Rheumatologic Disease

Approach to the Patient With Rheumatologic Disease

  • Differentiation of Pain Types
    • Inflammatory vs Noninflammatory signs and symptoms are central to evaluating musculoskeletal pain.
    • Inflammatory Conditions: Autoimmune diseases (e.g., rheumatoid arthritis) generally present with inflammation.
    • Noninflammatory Conditions: Mechanical or degenerative disorders, typically lack signs of inflammation, usually only pain.
    • Cardinal Signs of Inflammation: Pain, erythema, swelling, warmth. Noninflammatory conditions usually lack these signs.
    • Patients can experience both types of pain simultaneously.

Musculoskeletal Examination

  • Importance of History and Physical Examination
    • A thorough history and musculoskeletal examination are essential for differentiating inflammatory vs noninflammatory symptoms to avoid unnecessary testing.
    • Types of Pain:
    • Articular: Pain in joints
    • Periarticular: Pain in surrounding tissues
    • Referred Pain: Pain perceived in a different area than the source.
  • Range of Motion Assessment:
    • Passive range of motion pain suggests an articular condition.
    • Active range of motion pain indicates a periarticular condition.

Types of Arthritis

1. Monoarthritis

  • Introduction: Involves a single joint classified as acute or chronic.
  • Acute Monoarthritis:
    • Can be noninflammatory or inflammatory (e.g., crystal-induced, infectious).
    • Evaluation guided by clinical presentation.
    • Joint Aspiration: Key diagnostic method for identifying the cause.
  • Chronic Monoarthritis:
    • (≥26 weeks) possible causes include chronic infections (e.g., mycobacterial), or autoimmune diseases.
    • Synovial fluid analysis aids in determining inflammation.

2. Oligoarthritis

  • Definition: Involves 2 to 4 joints, often asymmetrical.
  • Acute Oligoarthritis Causes: Gonorrhea or rheumatic fever.
  • Chronic Oligoarthritis: Linked to autoimmune conditions (e.g., Ankylosing Spondylitis).

3. Polyarthritis

  • Definition: Involves 5 or more joints, often small joints of the hands/feet.
  • Acute Causes: Viral infections (e.g., parvovirus B19, HIV).
  • Chronic Causes: Rheumatoid arthritis, lupus, or psoriatic arthritis.

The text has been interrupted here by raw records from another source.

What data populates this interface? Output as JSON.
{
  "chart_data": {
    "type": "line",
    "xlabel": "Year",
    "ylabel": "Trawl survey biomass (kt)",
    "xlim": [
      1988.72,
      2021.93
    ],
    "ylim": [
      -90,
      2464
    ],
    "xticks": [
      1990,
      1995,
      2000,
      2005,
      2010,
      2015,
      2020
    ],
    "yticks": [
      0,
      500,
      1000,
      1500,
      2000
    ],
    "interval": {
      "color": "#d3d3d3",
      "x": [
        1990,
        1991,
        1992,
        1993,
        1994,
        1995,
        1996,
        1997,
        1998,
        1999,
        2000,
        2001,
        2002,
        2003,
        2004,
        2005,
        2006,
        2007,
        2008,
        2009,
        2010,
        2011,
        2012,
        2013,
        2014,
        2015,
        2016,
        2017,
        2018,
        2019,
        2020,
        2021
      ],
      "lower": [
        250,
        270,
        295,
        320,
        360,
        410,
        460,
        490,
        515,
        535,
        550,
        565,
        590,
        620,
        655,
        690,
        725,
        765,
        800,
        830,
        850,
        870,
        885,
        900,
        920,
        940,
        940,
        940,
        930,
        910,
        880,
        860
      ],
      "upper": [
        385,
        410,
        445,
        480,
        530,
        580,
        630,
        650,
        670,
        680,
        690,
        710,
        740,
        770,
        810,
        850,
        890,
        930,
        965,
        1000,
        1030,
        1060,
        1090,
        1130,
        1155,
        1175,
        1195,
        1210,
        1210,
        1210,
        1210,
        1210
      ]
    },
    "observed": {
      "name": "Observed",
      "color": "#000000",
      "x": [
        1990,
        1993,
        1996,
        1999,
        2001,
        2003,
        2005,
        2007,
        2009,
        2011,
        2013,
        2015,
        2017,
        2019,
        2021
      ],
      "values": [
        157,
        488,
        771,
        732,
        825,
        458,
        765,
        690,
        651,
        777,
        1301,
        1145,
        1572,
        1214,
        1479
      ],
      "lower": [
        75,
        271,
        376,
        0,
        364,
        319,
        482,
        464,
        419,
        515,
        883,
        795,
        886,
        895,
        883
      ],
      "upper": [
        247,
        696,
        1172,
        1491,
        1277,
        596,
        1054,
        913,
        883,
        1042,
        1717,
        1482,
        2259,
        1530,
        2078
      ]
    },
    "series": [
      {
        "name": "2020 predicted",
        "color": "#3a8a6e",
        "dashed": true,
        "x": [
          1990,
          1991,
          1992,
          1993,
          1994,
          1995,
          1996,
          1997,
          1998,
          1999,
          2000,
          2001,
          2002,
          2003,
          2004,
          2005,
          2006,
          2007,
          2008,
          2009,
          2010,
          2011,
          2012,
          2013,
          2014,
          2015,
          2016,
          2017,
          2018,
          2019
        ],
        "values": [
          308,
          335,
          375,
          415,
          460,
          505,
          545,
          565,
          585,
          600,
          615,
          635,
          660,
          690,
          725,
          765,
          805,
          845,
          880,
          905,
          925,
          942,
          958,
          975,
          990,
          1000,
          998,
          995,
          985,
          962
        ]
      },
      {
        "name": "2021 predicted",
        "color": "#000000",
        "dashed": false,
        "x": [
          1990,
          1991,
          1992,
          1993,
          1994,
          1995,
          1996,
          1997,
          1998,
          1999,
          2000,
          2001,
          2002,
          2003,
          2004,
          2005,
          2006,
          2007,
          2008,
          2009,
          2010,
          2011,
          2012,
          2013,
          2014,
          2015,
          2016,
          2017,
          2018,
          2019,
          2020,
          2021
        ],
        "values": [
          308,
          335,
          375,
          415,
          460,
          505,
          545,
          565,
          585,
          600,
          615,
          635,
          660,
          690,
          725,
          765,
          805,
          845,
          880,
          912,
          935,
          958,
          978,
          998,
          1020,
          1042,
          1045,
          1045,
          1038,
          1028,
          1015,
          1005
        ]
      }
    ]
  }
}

Extra-Articular Manifestations of Rheumatologic Disease

  • Constitutional Symptoms:
    • Fever and stiffness are common in many rheumatologic conditions; significant fatigue is prominent in fibromyalgia.
  • Skin Involvement:
    • Common; may not be noticed by patients.
  • Eye Participation:
    • Patterns of involvement can help differentiate diagnoses; may lead to vision loss if untreated.
  • Internal Organ Involvement: Rheumatological diseases may affect internal organs, leading to complications.

Laboratory Studies

  • Diagnostic Utility: Identifies disease presence, extent, and monitors therapy response.
  • Erythrocyte Sedimentation Rate (ESR):
    • Measures erythrocyte sedimentation in mm per hour; affected by inflammation.
    • Higher in women and adjusts according to age.
  • C-Reactive Protein (CRP):
    • More rapidly responds to inflammation than ESR; higher levels indicate active disease.
  • Autoantibody Tests: Rheumatologic diseases show variable autoantibody presence (e.g., rheumatoid factor).
    • Can aid in diagnosing specific conditions but lack specificity.

Imaging Studies

  • Radiography:
    • Often the first imaging test; helps visualize bone and joint changes.
  • CT & MRI:
    • MRI better detects soft tissue changes; CT is superior for bony changes.
  • Ultrasonography: Growing in use; helps assess soft tissue and guide interventions.

Treatment Overview

  • Principles of Therapeutics:
    • Focus on both pharmacologic and non-pharmacologic approaches.
  • Anti-inflammatory Agents:
    • Glucocorticoids, NSAIDs effective for managing inflammation and pain.
  • Disease-Modifying Antirheumatic Drugs (DMARDs): Nonbiologic and biologic agents play crucial roles.
  • Addressing Comorbidities: Important in treatment plans considering mental health and other risks.